Giorni fa abbiamo dato l’estremo saluto a Luigi Fabrizio, per tutti Gino lu barreste. Biondo Tomeo, barista pure lui, lo ha salutato così: “Se ne va un altro grande barista di San Salvo”. Una frase dolce, che mi ha fatto molto riflettere e che ha generato questo editoriale.
E' vero che i baristi sono “grandi”: anzitutto perché lavorano tanto, ma anche perché assolvono ad una grande funzione di socializzazione, specialmente nelle micro comunità e nei quartieri periferici delle grandi città. E’ stato stimato che c’è un bar ogni 300 abitanti, cosa che potrebbe farci pensare: ma come fanno a vivere con un mercato così ristretto ? Sicuramente le medie non ci aiutano a capire e comunque trecento avventori non sono pochi, perché i bar sono luoghi di incontro, di intrattenimento ed anche di vizi. Per cui non è che un abitante va al bar una sola volta al giorno e prende una sola consumazione.Nei bar ci si va più volte e si spende più volte.
Nei bar ci si va non solo per soddisfare il bisogno primario di dissetarsi durante la calura estiva o di introitare un po’ di caffeina per svegliarsi. Non solo per abitudine, infatti prendere il caffè è un rituale. Ci si va soprattutto perché noi tutti abbiamo bisogno di socializzare, dovendo incontrare gli altri e scambiare quattro chiacchiere. I bar sono luoghi di coesione sociale. Lo sono stati anche nella società preindustriale, durante la quale lo svago passava per il gioco delle carte ed il relativo consumo di vino o birra.
Il gioco nei bar d’ un tempo era la cosiddetta “passatella”, basata sui ruoli della società contadina: il padrone, il sotto, il gregario – beneficiato. Le carte si divertivano a rovesciare i ruoli sociali, che invece socialmente erano immutabili. Forse per questo gli uomini giocavano. Al bar potevano “comandare” se risultavano vittoriosi, diversamente dalla vita grama che li teneva sottomessi nelle gerarchie sociali d’ un tempo. Ma ad un certo punto tali gerarchie si sono rovesciate per davvero e non per gioco e fu quando la cultura industriale sotterrò la cultura contadina: non c’era più bisogno di giocare a padrone-sotto e né ad ubriacarsi “per scordare i guai e le cambiali” (come cantava Tony Santagata). L’ascensore sociale, spinto dall’economia del benessere, consentì di liberarsi dalle vecchie illusioni e dagli antichi rituali.
A San Salvo questo passaggio ci fu negli anni settanta del secolo scorso.
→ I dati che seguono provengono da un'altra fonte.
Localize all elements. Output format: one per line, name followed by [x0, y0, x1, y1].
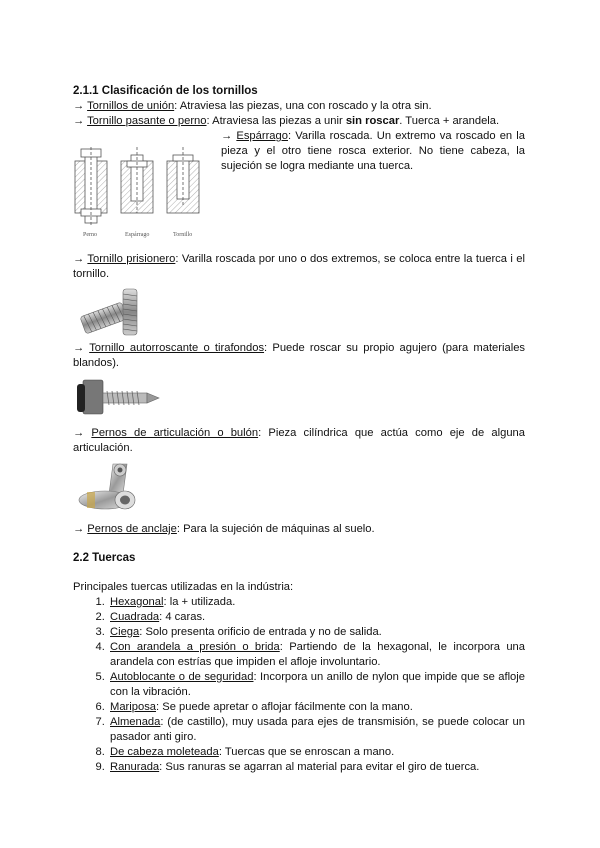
- self-drilling-screw-image: [73, 374, 163, 420]
- term: Mariposa: [110, 701, 157, 713]
- desc: . Tuerca + arandela.: [399, 115, 500, 127]
- term: Pernos de anclaje: [87, 523, 177, 535]
- term: Almenada: [110, 716, 161, 728]
- term: Pernos de articulación o bulón: [91, 427, 259, 439]
- desc: : (de castillo), muy usada para ejes de transmisión, se puede colocar un pasador anti giro.: [110, 716, 525, 743]
- arrow: →: [73, 523, 88, 535]
- desc: : Atraviesa las piezas a unir: [206, 115, 346, 127]
- fig-caption: Tornillo: [173, 232, 193, 238]
- list-item: [108, 700, 525, 715]
- desc: : Atraviesa las piezas, una con roscado y la otra sin.: [174, 100, 432, 112]
- term: Con arandela a presión o brida: [110, 641, 280, 653]
- term: Autoblocante o de seguridad: [110, 671, 254, 683]
- item-anclaje: [73, 522, 525, 537]
- term: Ciega: [110, 626, 140, 638]
- item-tornillo-prisionero: [73, 252, 525, 282]
- desc: : la + utilizada.: [163, 596, 236, 608]
- term: Cuadrada: [110, 611, 160, 623]
- term: Tornillos de unión: [87, 100, 175, 112]
- item-esparrago: [73, 129, 525, 248]
- desc: : Solo presenta orificio de entrada y no de salida.: [139, 626, 382, 638]
- list-item: [108, 760, 525, 775]
- list-item: [108, 640, 525, 670]
- desc: : Incorpora un anillo de nylon que impide que se afloje con la vibración.: [110, 671, 525, 698]
- document-page: [73, 84, 525, 775]
- arrow: →: [73, 253, 88, 265]
- desc: : Para la sujeción de máquinas al suelo.: [176, 523, 375, 535]
- tuercas-list: [73, 595, 525, 775]
- item-tornillo-pasante: [73, 114, 525, 129]
- list-item: [108, 610, 525, 625]
- item-autorroscante: [73, 341, 525, 371]
- item-tornillos-union: [73, 99, 525, 114]
- desc: : Partiendo de la hexagonal, le incorpora una arandela con estrías que impiden el afloje involuntario.: [110, 641, 525, 668]
- arrow: →: [221, 130, 237, 142]
- list-item: [108, 625, 525, 640]
- item-esparrago-block: [73, 129, 525, 252]
- fig-caption: Espárrago: [125, 232, 150, 238]
- desc: : Varilla roscada. Un extremo va roscado en la pieza y el otro tiene rosca exterior. No tiene cabeza, la sujeción se logra mediante una tuerca.: [221, 130, 526, 172]
- arrow: →: [73, 427, 92, 439]
- term: De cabeza moleteada: [110, 746, 219, 758]
- section-title-tuercas: 2.2 Tuercas: [73, 552, 136, 564]
- desc: : Tuercas que se enroscan a mano.: [218, 746, 395, 758]
- desc: : Varilla roscada por uno o dos extremos, se coloca entre la tuerca i el tornillo.: [73, 253, 525, 280]
- fig-caption: Perno: [83, 232, 97, 238]
- desc: : Sus ranuras se agarran al material para evitar el giro de tuerca.: [159, 761, 480, 773]
- item-bulon: [73, 426, 525, 456]
- arrow: →: [73, 115, 88, 127]
- term: Tornillo prisionero: [87, 253, 176, 265]
- term: Tornillo pasante o perno: [87, 115, 207, 127]
- desc: : Se puede apretar o aflojar fácilmente con la mano.: [156, 701, 413, 713]
- term: Espárrago: [236, 130, 288, 142]
- desc: : 4 caras.: [159, 611, 206, 623]
- tuercas-intro: Principales tuercas utilizadas en la indústria:: [73, 581, 294, 593]
- bold-text: sin roscar: [345, 115, 400, 127]
- list-item: [108, 745, 525, 760]
- piston-pin-image: [73, 460, 155, 516]
- figure-float: [73, 144, 221, 248]
- set-screw-image: [73, 285, 145, 337]
- arrow: →: [73, 342, 90, 354]
- term: Tornillo autorroscante o tirafondos: [89, 342, 265, 354]
- list-item: [108, 595, 525, 610]
- list-item: [108, 715, 525, 745]
- desc: : Puede roscar su propio agujero (para materiales blandos).: [73, 342, 526, 369]
- list-item: [108, 670, 525, 700]
- section-title-tornillos: 2.1.1 Clasificación de los tornillos: [73, 85, 258, 97]
- term: Hexagonal: [110, 596, 164, 608]
- arrow: →: [73, 100, 88, 112]
- term: Ranurada: [110, 761, 160, 773]
- desc: : Pieza cilíndrica que actúa como eje de alguna articulación.: [73, 427, 525, 454]
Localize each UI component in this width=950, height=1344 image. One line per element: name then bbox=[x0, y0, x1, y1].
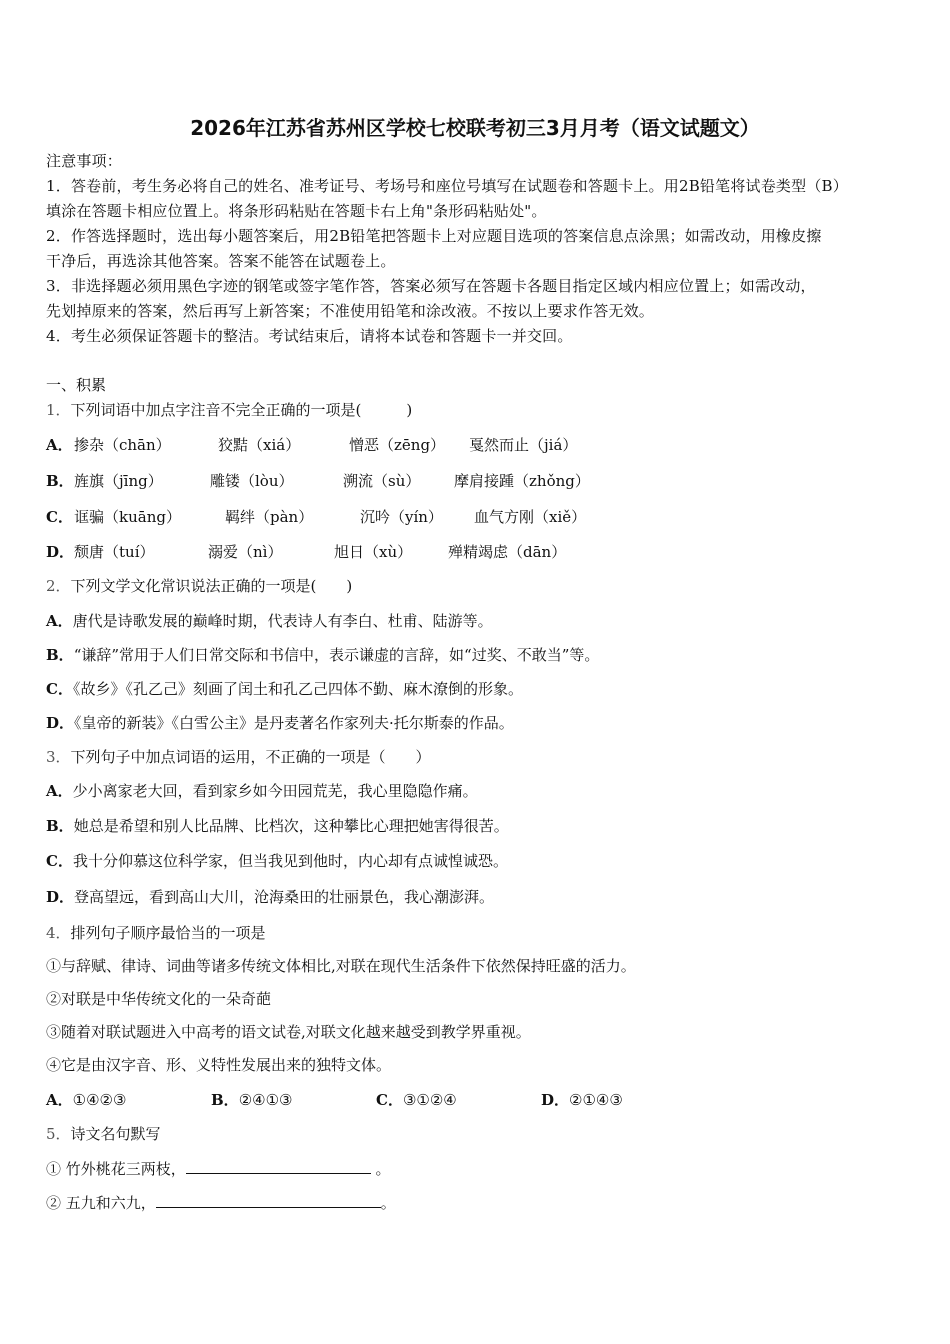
option-text: ②④①③ bbox=[238, 1091, 293, 1109]
option-label: D． bbox=[46, 714, 75, 732]
question-text: 排列句子顺序最恰当的一项是 bbox=[70, 924, 266, 942]
question-text: 诗文名句默写 bbox=[70, 1125, 161, 1143]
option-text: ①④②③ bbox=[72, 1091, 127, 1109]
option-item: 羁绊（pàn） bbox=[225, 508, 314, 526]
option-text: 登高望远，看到高山大川，沧海桑田的壮丽景色，我心潮澎湃。 bbox=[74, 888, 495, 906]
option-label: A． bbox=[46, 612, 73, 630]
notes-line: 先划掉原来的答案，然后再写上新答案；不准使用铅笔和涂改液。不按以上要求作答无效。 bbox=[46, 302, 655, 320]
q3-option-a[interactable] bbox=[46, 780, 478, 802]
page-title: 2026年江苏省苏州区学校七校联考初三3月月考（语文试题文） bbox=[190, 116, 760, 140]
q2-option-d[interactable] bbox=[46, 712, 514, 734]
notes-line: 干净后，再选涂其他答案。答案不能答在试题卷上。 bbox=[46, 252, 396, 270]
option-label: D． bbox=[46, 888, 75, 906]
option-label: C． bbox=[376, 1091, 403, 1109]
q3-option-b[interactable] bbox=[46, 815, 509, 837]
question-3 bbox=[46, 746, 431, 768]
notes-line: 1．答卷前，考生务必将自己的姓名、准考证号、考场号和座位号填写在试题卷和答题卡上。用2B铅笔将试卷类型（B） bbox=[46, 177, 848, 195]
option-text: 我十分仰慕这位科学家，但当我见到他时，内心却有点诚惶诚恐。 bbox=[72, 852, 508, 870]
option-label: A． bbox=[46, 1091, 73, 1109]
q4-option-a[interactable] bbox=[46, 1089, 126, 1110]
option-item: 戛然而止（jiá） bbox=[469, 436, 578, 454]
option-label: A． bbox=[46, 782, 73, 800]
notes-line: 填涂在答题卡相应位置上。将条形码粘贴在答题卡右上角"条形码粘贴处"。 bbox=[46, 202, 547, 220]
option-label: D． bbox=[46, 543, 75, 561]
notes-line: 2．作答选择题时，选出每小题答案后，用2B铅笔把答题卡上对应题目选项的答案信息点涂黑；如需改动，用橡皮擦 bbox=[46, 227, 822, 245]
option-label: B． bbox=[46, 472, 74, 490]
option-text: “谦辞”常用于人们日常交际和书信中，表示谦虚的言辞，如“过奖、不敢当”等。 bbox=[73, 646, 600, 664]
option-text: ②①④③ bbox=[569, 1091, 623, 1109]
option-item: 掺杂（chān） bbox=[74, 436, 171, 454]
option-item: 狡黠（xiá） bbox=[218, 436, 301, 454]
option-item: 雕镂（lòu） bbox=[210, 472, 294, 490]
q4-sentence: ①与辞赋、律诗、词曲等诸多传统文体相比,对联在现代生活条件下依然保持旺盛的活力。 bbox=[46, 957, 636, 975]
question-2 bbox=[46, 575, 352, 597]
option-item: 殚精竭虑（dān） bbox=[448, 543, 567, 561]
option-item: 溺爱（nì） bbox=[208, 543, 283, 561]
option-text: 唐代是诗歌发展的巅峰时期，代表诗人有李白、杜甫、陆游等。 bbox=[72, 612, 493, 630]
option-label: A． bbox=[46, 436, 73, 454]
q5-item-suffix: 。 bbox=[380, 1194, 396, 1212]
answer-blank[interactable] bbox=[186, 1157, 371, 1174]
q2-option-c[interactable] bbox=[46, 678, 523, 700]
question-1 bbox=[46, 399, 412, 421]
q5-item bbox=[46, 1191, 396, 1214]
notes-line: 4．考生必须保证答题卡的整洁。考试结束后，请将本试卷和答题卡一并交回。 bbox=[46, 327, 573, 345]
question-number: 3． bbox=[46, 748, 71, 766]
option-item: 旭日（xù） bbox=[334, 543, 413, 561]
question-number: 5． bbox=[46, 1125, 71, 1143]
option-label: B． bbox=[46, 646, 74, 664]
section-heading: 一、积累 bbox=[46, 376, 107, 394]
question-number: 4． bbox=[46, 924, 71, 942]
q3-option-d[interactable] bbox=[46, 886, 494, 908]
question-number: 1． bbox=[46, 401, 71, 419]
option-item: 诓骗（kuāng） bbox=[74, 508, 181, 526]
q4-sentence: ④它是由汉字音、形、义特性发展出来的独特文体。 bbox=[46, 1056, 392, 1074]
notes-line: 3．非选择题必须用黑色字迹的钢笔或签字笔作答，答案必须写在答题卡各题目指定区域内相应位置上；如需改动， bbox=[46, 277, 816, 295]
q4-sentence: ③随着对联试题进入中高考的语文试卷,对联文化越来越受到教学界重视。 bbox=[46, 1023, 531, 1041]
option-label: B． bbox=[46, 817, 74, 835]
q4-option-c[interactable] bbox=[376, 1089, 457, 1110]
option-text: 《皇帝的新装》《白雪公主》是丹麦著名作家列夫·托尔斯泰的作品。 bbox=[74, 714, 514, 732]
answer-blank[interactable] bbox=[156, 1191, 381, 1208]
q5-item bbox=[46, 1157, 391, 1180]
question-text: 下列句子中加点词语的运用，不正确的一项是（ ） bbox=[70, 748, 431, 766]
question-4 bbox=[46, 922, 266, 944]
q2-option-b[interactable] bbox=[46, 644, 599, 666]
option-label: C． bbox=[46, 680, 73, 698]
question-5 bbox=[46, 1123, 161, 1145]
q5-item-prefix: ① 竹外桃花三两枝， bbox=[46, 1160, 186, 1178]
q2-option-a[interactable] bbox=[46, 610, 493, 632]
question-text: 下列词语中加点字注音不完全正确的一项是( ) bbox=[70, 401, 413, 419]
option-item: 憎恶（zēng） bbox=[349, 436, 446, 454]
option-text: ③①②④ bbox=[402, 1091, 457, 1109]
option-label: D． bbox=[541, 1091, 570, 1109]
option-item: 血气方刚（xiě） bbox=[474, 508, 587, 526]
option-item: 摩肩接踵（zhǒng） bbox=[454, 472, 590, 490]
q4-option-d[interactable] bbox=[541, 1089, 623, 1110]
q5-item-suffix: 。 bbox=[370, 1160, 391, 1178]
option-item: 颓唐（tuí） bbox=[74, 543, 155, 561]
option-text: 她总是希望和别人比品牌、比档次，这种攀比心理把她害得很苦。 bbox=[73, 817, 509, 835]
q4-option-b[interactable] bbox=[211, 1089, 292, 1110]
q3-option-c[interactable] bbox=[46, 850, 508, 872]
notes-heading: 注意事项： bbox=[46, 152, 123, 170]
q5-item-prefix: ② 五九和六九， bbox=[46, 1194, 156, 1212]
option-label: C． bbox=[46, 852, 73, 870]
question-text: 下列文学文化常识说法正确的一项是( ) bbox=[70, 577, 353, 595]
question-number: 2． bbox=[46, 577, 71, 595]
option-text: 少小离家老大回，看到家乡如今田园荒芜，我心里隐隐作痛。 bbox=[72, 782, 478, 800]
option-label: B． bbox=[211, 1091, 239, 1109]
q4-sentence: ②对联是中华传统文化的一朵奇葩 bbox=[46, 990, 272, 1008]
option-label: C． bbox=[46, 508, 73, 526]
option-item: 沉吟（yín） bbox=[360, 508, 443, 526]
option-item: 溯流（sù） bbox=[343, 472, 421, 490]
option-text: 《故乡》《孔乙己》刻画了闰土和孔乙己四体不勤、麻木潦倒的形象。 bbox=[72, 680, 523, 698]
option-item: 旌旗（jīng） bbox=[74, 472, 163, 490]
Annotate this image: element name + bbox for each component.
E Gino Fabrizio fu uno dei primi tra i nostri baristi a capirlo, comprendendo che il bar poteva restare anche solo un luogo di socializzazione e di incontro tra le persone nel tempo libero o durante le pause di lavoro. Praticamente comprese che nel suo bar non c’era più bisogno di consentire lo svolgimento di tornei a carte e birra. Infatti, fu il primo a toglierle le carte, aiutato dalla posizione centrale del suo locale, che non a caso denominò Bar Centrale.
Il suo era un nuovo bar accanto al nuovo municipio, in pieno centro, che avrebbe potuto accogliere gli automobilisti transitanti sulla vecchia Statale (Nazionale), che avrebbe potuto ristorare i primi dipendenti comunali, i primi imprenditori edili e commercianti del centro storico. Infatti, fu facile a Vincenzo e Giuseppe (che da Gino lo presero in locazione) “trasformare” il Bar centrale in Bar – Pasticceria. Grazie alla scelta di “togliere” le carte, potevano entrare pure le donne e le famiglie, senza timore che potessero partire parole sconce dai giocatori di carte un po’ brilli.
Il Bar Centrale fu uno degli indicatori che segnarono il passaggio a San Salvo dalla società contadina a quella industriale: Gino che era stato artigiano, prima di diventare barista ed aveva ben compreso il passaggio epocale, come avrebbero capito molti suoi colleghi qualche anno dopo di lui: oggi in tutta città, tra decine e decine di bar, si gioca a carte solo in un paio.